Не то чтобы он об этом жалел, на улице давно бы ноги протянул, а тут до середины лета дожил. Только вот братству с него пользы мало. Кому-то померещилось, что малый он бойкий, вот и взялись на "птенца" учить, да не задалось у Илчи с "учением". Вроде быстрый, вроде ловкий, а как пойдет на промысел – наставникам беда одна. Раз подсобили, бока его спасли от наказания… потом, правда, сами же добавили. Второй раз Илча исхитрился, вывернулся да скрылся. А на третий чуть всех вместе не повязали.
Вот и велели Илче с тех пор выпутываться, как знает. Да не всегда выходит. И приносит он жалкие медяки. Сам не кормится, других не кормит, да и задолжал изрядно, один убыток. А если попроще… Жрет больше, чем приносит – так сказал вчера "папаша" и отвел к старшине здешних "птенцов" и "пташек". Тот решил просто: пора уж леберу затеять. Чтоб по закону. Хватит бегать попусту да братство позорить. Велел отправить парня на рыночную площадь, пускай покажет все, на что способен. А если в пять дней "птенец" не принесет положенной лебы, определить его к другому делу. Или вовсе гнать из Фалесты, взыскав наперед все долги со спины. И надо же, Илча сразу наткнулся на Ветра, знаменитого стихотворца!
Едва он успел закончить, как в дверь постучался Саэк, почтительно напоминая, что время пришло. Толпа собралась огромная. Флос уж двери приказал закрыть, чтобы не случилось давки.

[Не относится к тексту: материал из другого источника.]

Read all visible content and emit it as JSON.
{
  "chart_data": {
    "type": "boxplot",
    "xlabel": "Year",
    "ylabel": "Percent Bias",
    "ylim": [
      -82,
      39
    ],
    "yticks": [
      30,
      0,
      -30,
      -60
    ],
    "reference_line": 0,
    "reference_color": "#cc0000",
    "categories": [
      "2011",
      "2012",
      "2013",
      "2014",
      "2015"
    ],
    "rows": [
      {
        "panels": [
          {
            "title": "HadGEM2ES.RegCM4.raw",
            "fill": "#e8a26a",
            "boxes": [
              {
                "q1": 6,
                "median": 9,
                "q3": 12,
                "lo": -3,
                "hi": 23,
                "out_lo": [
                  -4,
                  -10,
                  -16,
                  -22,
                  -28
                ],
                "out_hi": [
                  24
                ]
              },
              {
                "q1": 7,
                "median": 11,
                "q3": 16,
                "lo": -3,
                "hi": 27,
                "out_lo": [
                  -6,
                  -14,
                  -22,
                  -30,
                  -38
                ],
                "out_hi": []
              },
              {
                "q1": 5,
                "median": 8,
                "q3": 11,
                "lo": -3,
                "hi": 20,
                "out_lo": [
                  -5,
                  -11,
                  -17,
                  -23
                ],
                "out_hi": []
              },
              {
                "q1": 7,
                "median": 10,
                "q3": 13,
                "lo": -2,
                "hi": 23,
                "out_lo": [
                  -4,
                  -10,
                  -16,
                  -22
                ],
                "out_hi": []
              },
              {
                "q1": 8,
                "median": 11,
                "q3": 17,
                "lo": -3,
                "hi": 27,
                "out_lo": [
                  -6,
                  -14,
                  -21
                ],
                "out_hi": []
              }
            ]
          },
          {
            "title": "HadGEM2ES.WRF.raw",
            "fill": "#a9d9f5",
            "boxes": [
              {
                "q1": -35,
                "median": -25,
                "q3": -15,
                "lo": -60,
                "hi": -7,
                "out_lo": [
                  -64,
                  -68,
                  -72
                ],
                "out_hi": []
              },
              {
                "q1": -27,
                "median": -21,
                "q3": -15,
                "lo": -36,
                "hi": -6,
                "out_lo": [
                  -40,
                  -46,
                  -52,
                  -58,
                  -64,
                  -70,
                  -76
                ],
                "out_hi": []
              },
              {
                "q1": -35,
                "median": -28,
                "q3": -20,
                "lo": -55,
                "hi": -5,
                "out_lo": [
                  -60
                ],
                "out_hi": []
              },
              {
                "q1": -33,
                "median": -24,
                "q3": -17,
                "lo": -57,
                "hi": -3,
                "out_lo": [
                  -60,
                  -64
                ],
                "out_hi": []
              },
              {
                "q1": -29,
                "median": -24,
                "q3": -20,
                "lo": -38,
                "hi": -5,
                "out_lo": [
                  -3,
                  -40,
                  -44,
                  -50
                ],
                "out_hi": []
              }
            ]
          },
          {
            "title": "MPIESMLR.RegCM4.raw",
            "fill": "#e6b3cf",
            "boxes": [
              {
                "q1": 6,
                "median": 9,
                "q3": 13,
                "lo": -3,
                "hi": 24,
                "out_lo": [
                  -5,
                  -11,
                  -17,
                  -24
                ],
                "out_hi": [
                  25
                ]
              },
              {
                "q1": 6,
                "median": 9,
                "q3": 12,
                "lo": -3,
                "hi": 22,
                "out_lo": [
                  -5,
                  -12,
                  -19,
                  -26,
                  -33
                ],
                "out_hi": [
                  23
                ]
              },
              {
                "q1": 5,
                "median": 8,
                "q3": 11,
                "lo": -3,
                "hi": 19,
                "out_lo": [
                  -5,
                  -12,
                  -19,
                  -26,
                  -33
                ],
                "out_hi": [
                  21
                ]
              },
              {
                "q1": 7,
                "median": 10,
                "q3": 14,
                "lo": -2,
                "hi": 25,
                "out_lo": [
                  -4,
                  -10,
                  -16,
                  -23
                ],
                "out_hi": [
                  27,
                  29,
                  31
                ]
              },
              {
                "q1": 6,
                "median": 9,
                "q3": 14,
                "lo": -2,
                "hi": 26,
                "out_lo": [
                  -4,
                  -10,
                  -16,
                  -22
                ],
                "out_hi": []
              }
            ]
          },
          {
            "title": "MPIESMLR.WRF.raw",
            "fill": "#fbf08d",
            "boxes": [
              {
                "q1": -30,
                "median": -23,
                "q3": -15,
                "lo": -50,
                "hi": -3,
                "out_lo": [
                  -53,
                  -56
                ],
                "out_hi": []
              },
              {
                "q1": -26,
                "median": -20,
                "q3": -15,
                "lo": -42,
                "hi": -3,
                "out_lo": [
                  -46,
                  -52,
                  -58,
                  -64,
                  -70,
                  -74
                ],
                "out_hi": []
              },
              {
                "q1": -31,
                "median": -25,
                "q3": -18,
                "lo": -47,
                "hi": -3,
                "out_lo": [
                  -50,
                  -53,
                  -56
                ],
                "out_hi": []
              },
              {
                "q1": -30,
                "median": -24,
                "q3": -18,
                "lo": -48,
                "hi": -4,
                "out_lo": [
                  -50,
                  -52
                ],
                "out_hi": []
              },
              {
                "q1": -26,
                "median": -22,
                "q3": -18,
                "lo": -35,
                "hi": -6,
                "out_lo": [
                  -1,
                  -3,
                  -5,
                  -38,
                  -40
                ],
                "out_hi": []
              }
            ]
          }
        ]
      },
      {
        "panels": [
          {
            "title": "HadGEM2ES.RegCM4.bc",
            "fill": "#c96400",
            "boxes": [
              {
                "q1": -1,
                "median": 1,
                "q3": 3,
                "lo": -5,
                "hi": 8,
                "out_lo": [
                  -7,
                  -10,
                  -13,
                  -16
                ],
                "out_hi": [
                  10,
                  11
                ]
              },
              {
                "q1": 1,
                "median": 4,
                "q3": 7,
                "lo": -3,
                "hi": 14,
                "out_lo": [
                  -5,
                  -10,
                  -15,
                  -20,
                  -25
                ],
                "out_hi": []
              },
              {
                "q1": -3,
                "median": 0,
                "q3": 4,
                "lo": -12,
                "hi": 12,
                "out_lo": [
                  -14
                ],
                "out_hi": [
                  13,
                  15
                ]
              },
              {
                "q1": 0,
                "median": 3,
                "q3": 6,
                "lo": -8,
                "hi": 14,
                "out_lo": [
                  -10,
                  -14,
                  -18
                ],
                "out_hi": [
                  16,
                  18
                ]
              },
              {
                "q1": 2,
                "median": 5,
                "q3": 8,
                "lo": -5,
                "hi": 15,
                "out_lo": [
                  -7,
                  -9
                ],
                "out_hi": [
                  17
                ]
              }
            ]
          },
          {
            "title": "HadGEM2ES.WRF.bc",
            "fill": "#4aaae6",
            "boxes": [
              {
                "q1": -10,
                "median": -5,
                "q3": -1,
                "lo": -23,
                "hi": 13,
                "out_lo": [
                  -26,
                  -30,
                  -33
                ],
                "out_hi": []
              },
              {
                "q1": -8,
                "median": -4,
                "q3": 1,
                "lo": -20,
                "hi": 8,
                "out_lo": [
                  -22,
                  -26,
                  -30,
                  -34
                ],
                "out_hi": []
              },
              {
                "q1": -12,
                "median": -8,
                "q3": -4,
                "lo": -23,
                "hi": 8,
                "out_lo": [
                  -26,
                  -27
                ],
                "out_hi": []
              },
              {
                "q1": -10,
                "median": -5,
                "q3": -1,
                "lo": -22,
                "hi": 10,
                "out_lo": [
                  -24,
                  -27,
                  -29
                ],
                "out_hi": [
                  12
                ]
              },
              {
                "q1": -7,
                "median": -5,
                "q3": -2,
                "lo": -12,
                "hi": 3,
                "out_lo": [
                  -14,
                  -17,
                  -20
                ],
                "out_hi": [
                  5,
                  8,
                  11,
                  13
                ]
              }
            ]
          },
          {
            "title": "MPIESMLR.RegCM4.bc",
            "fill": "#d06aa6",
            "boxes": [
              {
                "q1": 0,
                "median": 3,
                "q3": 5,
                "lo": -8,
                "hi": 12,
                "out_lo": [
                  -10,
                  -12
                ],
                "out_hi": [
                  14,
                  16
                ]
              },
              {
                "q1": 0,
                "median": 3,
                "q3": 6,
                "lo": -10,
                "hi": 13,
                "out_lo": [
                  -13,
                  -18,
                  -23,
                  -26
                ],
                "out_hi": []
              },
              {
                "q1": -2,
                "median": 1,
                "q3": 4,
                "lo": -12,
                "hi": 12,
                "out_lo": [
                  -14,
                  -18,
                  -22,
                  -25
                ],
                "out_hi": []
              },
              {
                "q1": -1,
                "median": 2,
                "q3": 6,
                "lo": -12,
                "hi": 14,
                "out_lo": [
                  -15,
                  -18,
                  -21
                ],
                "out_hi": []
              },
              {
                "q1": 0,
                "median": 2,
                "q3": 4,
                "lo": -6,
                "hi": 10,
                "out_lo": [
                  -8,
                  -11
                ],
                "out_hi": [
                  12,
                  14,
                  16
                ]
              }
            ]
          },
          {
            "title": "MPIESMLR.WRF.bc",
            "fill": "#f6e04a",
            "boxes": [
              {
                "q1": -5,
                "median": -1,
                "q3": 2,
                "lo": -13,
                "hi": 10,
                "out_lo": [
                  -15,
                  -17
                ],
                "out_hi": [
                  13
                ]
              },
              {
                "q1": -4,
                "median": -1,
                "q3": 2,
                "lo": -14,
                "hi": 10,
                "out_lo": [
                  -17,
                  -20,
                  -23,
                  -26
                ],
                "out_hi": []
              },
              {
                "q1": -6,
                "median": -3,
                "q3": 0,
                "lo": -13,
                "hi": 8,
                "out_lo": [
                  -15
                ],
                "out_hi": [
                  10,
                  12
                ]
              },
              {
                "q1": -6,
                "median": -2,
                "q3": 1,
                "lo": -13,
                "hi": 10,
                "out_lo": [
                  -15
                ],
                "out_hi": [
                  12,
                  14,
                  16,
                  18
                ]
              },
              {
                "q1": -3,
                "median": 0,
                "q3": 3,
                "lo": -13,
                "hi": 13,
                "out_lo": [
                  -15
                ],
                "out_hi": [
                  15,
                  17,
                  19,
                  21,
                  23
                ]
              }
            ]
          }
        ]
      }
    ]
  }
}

– Да, пора, – очнулся Ветер.
Мальчик до боли походил на него самого. Непонятно, чем именно, но это так.
– Ты разрешил мне тоже… послушать, – робко напомнил Илча.
– Конечно, спустишься вниз с Саэком.
– А помнишь, – задержал его парнишка уже у порога, – ты спрашивал, чего мне хочется? Я вот подрасту немножко – и тогда посмотрим… Зубами буду рвать все, что можно выгрызть, но про меня еще узнают. Не сомневайся! И тогда этого двара черного убью!
Это он в дядю метит, сообразил Ветер.
– Твое восхождение будет трудным, – сказал он, прежде чем выйти.
В тот раз Ветер не спрашивал, с чего начать. Едва в прокуренной зале опустилась тишина, как вспомнился мечтательный присвист сегодняшнего "птенца".
"С большой дороги?" – помнится, спросил он Ветра, а в глазах плескался восторг. Он думает, что стоит выбраться из городских трущоб, из-под неусыпного ока "папаши" на вольный простор, как удача перекинется на его сторону. Парнишка так мечтает посчитаться с дядей, что уже мнит себя лихим разбойником, видит, как возвращается в Вальдезу, мрачный, торжествующий, и мстит. Как бы раньше с ним не посчитались…
Сегодня в этих стенах звучала история о Тэрмиле-Лучнике, которая прошла со стихотворцем всеми его дорогами почти от самой пещеры Дракона и могла бы поистереться до дыр, если б не было в Тэрмиле столько всего намешано: сколько не пересказывай, а по-прежнему не получится. Лишь конец всегда выходил один и тот же.
Лучник снова смотрел на Ветра. Такой же чернявый и улыбчивый, как всегда. Таким он и остался, а у его бывшего выученика седина уже полголовы повыбелила.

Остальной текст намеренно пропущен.